Monday, July 27, 2015


“Pixels” is not “Citizen Kane.” Neither is it “cinematic chlamydia.”

It’s a movie with two target audiences: young boys and Gen X’ers who grew up on Atari and arcade games. I heard a group of ten-year-olds talking as they left the theater. One called it the best movie ever; another said it was “pretty amazing.” When I was their age, I had a subscription to Electronic Games magazine and read it cover to cover. Feel free to indulge your antipathy toward Adam Sandler (I have none, though I’m not going full Armond White over him either), but you can’t deny that “Pixels” stays faithful to the premises and characters of those early 80s games. The opening and closing credits ooze love.

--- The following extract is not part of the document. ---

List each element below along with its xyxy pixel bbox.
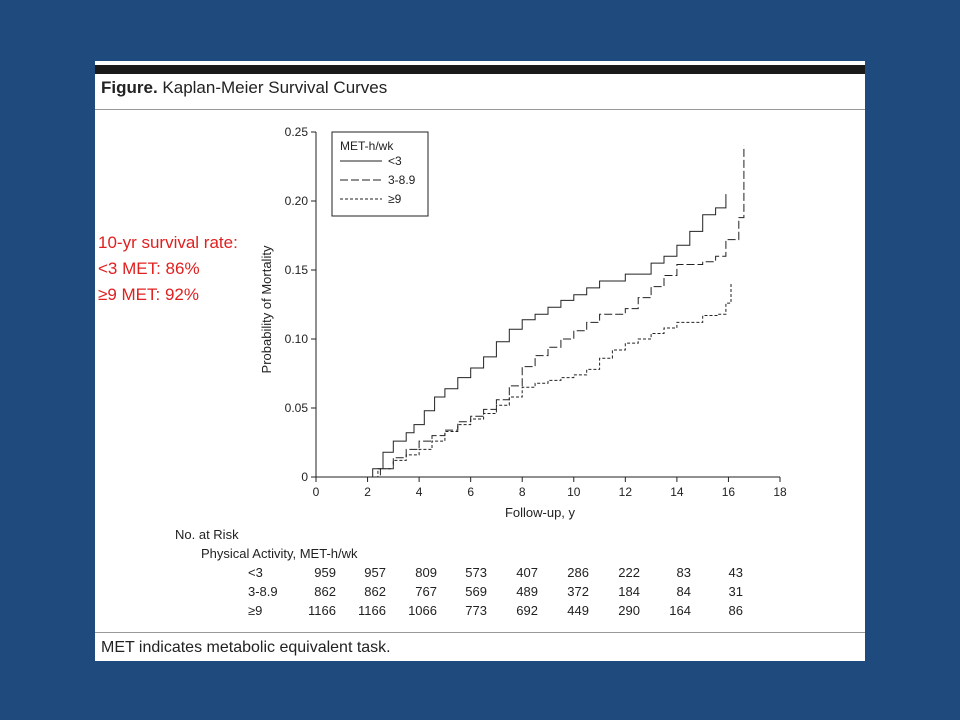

The plot posits Kevin James as U.S. President Will Cooper (that can’t be much nuttier than some of the fruitcakes running on both sides). Sandler is his bestie, D.C. tech installer Sam Brenner, and Josh Gad is conspiracy theorist Ludlow Lamonsoff. As kids, they were competitive gamers (in Will’s case, the mechanical claw), with Sam losing the ’82 Donkey Kong championship to the gratingly self-aggrandizing Eddie “Fire Blaster” Plant (Peter Dinklage). A video of that tourney was shot into space as part of a time capsule and now aliens, misinterpreting it as a declaration of war, start sending down pixelated versions of Galaga, Centipede, Pac Man and you-know-who to conquer Earth. 

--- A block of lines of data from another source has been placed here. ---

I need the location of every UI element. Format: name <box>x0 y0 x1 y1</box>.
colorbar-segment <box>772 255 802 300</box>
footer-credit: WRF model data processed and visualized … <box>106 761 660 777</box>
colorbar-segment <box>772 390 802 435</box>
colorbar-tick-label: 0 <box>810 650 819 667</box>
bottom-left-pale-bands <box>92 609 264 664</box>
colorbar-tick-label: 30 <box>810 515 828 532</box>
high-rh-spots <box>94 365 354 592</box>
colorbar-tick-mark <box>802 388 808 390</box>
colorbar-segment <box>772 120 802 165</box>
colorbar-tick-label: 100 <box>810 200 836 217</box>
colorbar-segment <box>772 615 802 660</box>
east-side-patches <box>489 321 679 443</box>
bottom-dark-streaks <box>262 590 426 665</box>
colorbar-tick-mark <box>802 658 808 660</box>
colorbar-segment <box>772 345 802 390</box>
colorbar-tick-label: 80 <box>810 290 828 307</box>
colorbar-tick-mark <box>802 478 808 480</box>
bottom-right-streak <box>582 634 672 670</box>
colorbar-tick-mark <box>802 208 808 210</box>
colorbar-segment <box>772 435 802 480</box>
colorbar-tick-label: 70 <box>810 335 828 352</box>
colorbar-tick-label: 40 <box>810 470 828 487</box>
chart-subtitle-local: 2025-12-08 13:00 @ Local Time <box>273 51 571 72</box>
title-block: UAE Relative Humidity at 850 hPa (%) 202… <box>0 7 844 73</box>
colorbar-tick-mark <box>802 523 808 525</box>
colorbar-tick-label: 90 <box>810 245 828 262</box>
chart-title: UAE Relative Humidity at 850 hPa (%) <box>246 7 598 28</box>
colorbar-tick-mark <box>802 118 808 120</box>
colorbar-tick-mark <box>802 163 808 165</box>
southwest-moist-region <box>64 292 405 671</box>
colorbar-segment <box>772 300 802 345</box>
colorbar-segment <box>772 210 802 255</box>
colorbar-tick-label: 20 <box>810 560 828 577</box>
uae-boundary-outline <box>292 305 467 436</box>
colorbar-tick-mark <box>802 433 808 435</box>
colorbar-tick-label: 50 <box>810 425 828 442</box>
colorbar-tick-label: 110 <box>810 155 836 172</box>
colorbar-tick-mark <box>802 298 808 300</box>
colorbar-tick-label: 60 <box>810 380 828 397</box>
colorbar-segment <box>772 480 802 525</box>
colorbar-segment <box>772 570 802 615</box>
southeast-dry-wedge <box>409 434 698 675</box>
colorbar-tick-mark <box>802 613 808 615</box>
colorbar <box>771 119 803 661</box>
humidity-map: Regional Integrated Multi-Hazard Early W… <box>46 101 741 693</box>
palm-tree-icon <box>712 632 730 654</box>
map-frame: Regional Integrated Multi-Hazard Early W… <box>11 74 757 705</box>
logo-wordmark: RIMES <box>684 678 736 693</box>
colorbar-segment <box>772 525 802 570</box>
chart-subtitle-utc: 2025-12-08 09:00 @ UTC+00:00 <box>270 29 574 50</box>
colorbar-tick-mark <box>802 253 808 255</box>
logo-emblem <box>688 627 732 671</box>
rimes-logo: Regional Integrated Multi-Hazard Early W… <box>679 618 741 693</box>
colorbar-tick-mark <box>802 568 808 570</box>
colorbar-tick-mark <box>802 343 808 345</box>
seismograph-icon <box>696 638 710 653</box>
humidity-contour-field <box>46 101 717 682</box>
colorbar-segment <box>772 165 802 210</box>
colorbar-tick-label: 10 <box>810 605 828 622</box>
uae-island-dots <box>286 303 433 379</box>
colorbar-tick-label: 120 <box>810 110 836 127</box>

Lieutenant Colonel Violet Van Patten (Michelle Monaghan) attempts to take control of the government’s military response. She’s thwarted by Sam, who met her as a private citizen when her son called him to set up the many cool gadgets he got for his parents’ divorce. Monaghan and Sandler share a classically funny love-hate byplay. Gad flexes the comic muscles he showed in “The Wedding Ringer” earlier this year, and Dinklage has an effective running gag involving his fantasy three-way with Serena Williams and Martha Stewart. While it produces more chuckles than guffaws, there is humor to be found in a situation where established protocols give way to suddenly life-and-death stakes. 

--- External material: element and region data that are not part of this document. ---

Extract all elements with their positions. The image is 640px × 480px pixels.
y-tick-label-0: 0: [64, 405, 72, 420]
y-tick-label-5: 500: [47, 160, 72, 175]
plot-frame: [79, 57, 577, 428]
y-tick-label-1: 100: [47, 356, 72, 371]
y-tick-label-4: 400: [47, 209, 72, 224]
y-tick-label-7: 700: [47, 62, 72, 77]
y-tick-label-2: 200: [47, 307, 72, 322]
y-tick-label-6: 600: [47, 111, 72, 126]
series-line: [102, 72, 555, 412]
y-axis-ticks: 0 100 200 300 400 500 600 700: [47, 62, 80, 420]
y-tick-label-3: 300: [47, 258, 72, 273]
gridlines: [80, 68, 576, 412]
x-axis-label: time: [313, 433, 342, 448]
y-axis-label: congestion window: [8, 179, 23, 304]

The high definition and high fidelity of the game scenes themselves evoke warmly nostalgic feelings. It’s awesome to see the airborne mushrooms of Centipede, the force field of Galaga, the Mini Cooper “ghosts” that chase Pac-Man through the city, the ape whose stomps produce the uneven scaffolding of Donkey Kong. Here’s a movie that knows when you shoot the centipede’s body instead of its head, it just divides. Knows the patterns and strategies and scores of every game in the arcade. There’s a fair amount of juvenile material to scoff at if you so desire, but for those of us who spent countless hours and quarters on Asteroids and Defender and Frogger, "Pixels" is lovely and true.